← Back to context

Comment by packet_mover

3 days ago

Nice - thanks for the pointer. Headway is definitely a related "self-hosted maps stack" project.

One place Corviont is trying to differentiate is the update story for edge/fleet deployments: the goal is a signed, resumable regional dataset updater (verify manifest -> atomic swap -> reload/rollback) so boxes in the field can stay fresh without manual rebuilds or "re-download the world" updates. Headway (at least from a quick skim) looks more like "bring your own data / regenerate when needed," which is totally fine for servers, but fleets usually need something more automated.

If you've seen Headway (or similar) handle incremental/regional updates well, I'd love to learn from it - updater design is the big missing piece I'm validating demand for.

(Headway maintainer here)

Indeed there is currently no incremental update in Headway, and deployments are largely an exercise left to the reader.

For maps.earth (a Headway planet deployment), I typically rebuild the world, and then do a blue/green deployment.

I guess the one exception is for transit routing. We have individual transit zones small enough to fit into memory, which can be deployed incrementally. There’s nothing really built in about it - just another level of indirection via our “travelmux” service which redirects your routing queries to a different backend depending on mode and region.

  • Thanks for chiming in - super helpful context.

    I am trying to learn from real deployments as I design Corviont's updater for edge boxes (bandwidth caps, maintenance windows, unreliable WAN, atomic swap + rollback).
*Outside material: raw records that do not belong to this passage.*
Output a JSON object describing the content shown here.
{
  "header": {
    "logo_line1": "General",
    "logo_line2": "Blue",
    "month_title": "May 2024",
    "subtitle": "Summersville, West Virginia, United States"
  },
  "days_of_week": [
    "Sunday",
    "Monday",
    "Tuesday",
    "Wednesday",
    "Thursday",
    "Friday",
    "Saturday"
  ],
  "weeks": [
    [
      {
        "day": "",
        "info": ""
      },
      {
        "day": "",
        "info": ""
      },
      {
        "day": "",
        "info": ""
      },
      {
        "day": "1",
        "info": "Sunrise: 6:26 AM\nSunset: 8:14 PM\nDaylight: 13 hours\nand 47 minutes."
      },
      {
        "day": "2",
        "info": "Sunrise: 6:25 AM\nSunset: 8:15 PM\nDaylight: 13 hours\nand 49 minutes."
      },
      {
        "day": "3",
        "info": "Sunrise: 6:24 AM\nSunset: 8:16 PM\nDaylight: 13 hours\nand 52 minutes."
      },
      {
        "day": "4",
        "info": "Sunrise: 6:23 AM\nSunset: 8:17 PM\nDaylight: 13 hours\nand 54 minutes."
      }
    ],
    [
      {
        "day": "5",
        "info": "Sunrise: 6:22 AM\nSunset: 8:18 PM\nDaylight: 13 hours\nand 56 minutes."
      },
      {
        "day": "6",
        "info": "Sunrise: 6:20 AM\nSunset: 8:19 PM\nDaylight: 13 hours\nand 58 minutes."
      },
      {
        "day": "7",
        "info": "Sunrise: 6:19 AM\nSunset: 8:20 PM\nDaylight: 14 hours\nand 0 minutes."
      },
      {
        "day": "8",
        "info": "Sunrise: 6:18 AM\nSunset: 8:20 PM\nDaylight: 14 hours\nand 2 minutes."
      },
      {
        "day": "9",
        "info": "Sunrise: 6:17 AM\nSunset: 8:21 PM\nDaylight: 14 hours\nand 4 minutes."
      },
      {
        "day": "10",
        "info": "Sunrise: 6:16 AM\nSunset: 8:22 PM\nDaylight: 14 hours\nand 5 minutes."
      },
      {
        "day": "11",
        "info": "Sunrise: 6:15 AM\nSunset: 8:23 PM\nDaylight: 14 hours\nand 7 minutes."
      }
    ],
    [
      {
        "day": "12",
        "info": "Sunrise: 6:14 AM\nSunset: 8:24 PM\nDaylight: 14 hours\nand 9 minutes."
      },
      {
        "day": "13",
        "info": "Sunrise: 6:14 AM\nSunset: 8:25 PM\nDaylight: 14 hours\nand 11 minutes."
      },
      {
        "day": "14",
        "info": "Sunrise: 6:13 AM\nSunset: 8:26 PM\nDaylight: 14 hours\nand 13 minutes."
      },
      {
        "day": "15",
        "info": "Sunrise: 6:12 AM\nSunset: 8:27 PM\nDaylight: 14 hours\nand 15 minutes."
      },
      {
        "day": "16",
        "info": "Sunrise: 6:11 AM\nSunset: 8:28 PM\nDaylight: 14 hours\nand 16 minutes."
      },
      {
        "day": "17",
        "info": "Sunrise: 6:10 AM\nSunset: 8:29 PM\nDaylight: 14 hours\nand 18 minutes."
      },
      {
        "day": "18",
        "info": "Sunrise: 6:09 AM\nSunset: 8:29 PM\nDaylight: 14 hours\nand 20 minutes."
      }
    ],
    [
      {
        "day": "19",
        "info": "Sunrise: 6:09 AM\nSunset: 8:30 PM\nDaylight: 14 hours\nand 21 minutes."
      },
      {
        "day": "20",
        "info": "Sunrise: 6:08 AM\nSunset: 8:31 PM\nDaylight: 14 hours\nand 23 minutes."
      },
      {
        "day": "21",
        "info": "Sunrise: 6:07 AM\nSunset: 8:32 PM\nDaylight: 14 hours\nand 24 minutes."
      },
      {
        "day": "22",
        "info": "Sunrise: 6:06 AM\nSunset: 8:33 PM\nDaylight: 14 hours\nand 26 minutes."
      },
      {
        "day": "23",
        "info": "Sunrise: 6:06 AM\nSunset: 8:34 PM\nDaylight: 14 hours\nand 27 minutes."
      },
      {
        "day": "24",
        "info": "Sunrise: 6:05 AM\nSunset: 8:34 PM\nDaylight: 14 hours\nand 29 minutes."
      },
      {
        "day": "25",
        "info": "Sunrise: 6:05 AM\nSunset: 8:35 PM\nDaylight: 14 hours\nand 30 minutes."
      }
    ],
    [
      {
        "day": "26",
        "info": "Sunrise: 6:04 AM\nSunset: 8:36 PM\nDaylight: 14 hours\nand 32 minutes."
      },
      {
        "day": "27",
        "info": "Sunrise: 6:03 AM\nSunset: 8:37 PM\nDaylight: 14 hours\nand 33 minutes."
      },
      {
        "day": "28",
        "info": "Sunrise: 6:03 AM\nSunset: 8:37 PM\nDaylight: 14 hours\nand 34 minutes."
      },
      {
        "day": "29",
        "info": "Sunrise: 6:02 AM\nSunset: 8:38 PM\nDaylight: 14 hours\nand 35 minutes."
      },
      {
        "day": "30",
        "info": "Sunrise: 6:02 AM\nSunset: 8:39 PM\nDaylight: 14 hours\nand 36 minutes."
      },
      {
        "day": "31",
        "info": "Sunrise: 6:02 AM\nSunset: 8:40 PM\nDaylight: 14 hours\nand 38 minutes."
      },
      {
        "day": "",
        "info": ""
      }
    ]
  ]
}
    When you say transit "zones" are small enough to deploy incrementally - what is the actual artifact per zone (roughly what format), and what sizes do you typically see?

    And when a transit zone dataset changes, how do you roll that out safely - do you restart/reload the backend that serves that zone, or do you bring up a new backend/version and then flip travelmux to point at it?

    • Transit routing is provided by OpenTripPlanner, so the deployment artifact is their OTP serialized graph format.

      So it’s not really incremental with respect to the existing transit zone deployment. I just mean I can redeploy a single transit zone with the latest GTFS without having to touch the other transit zones, tileserver, geocoder, etc.

      Deployment/rollback is handled by k8s config.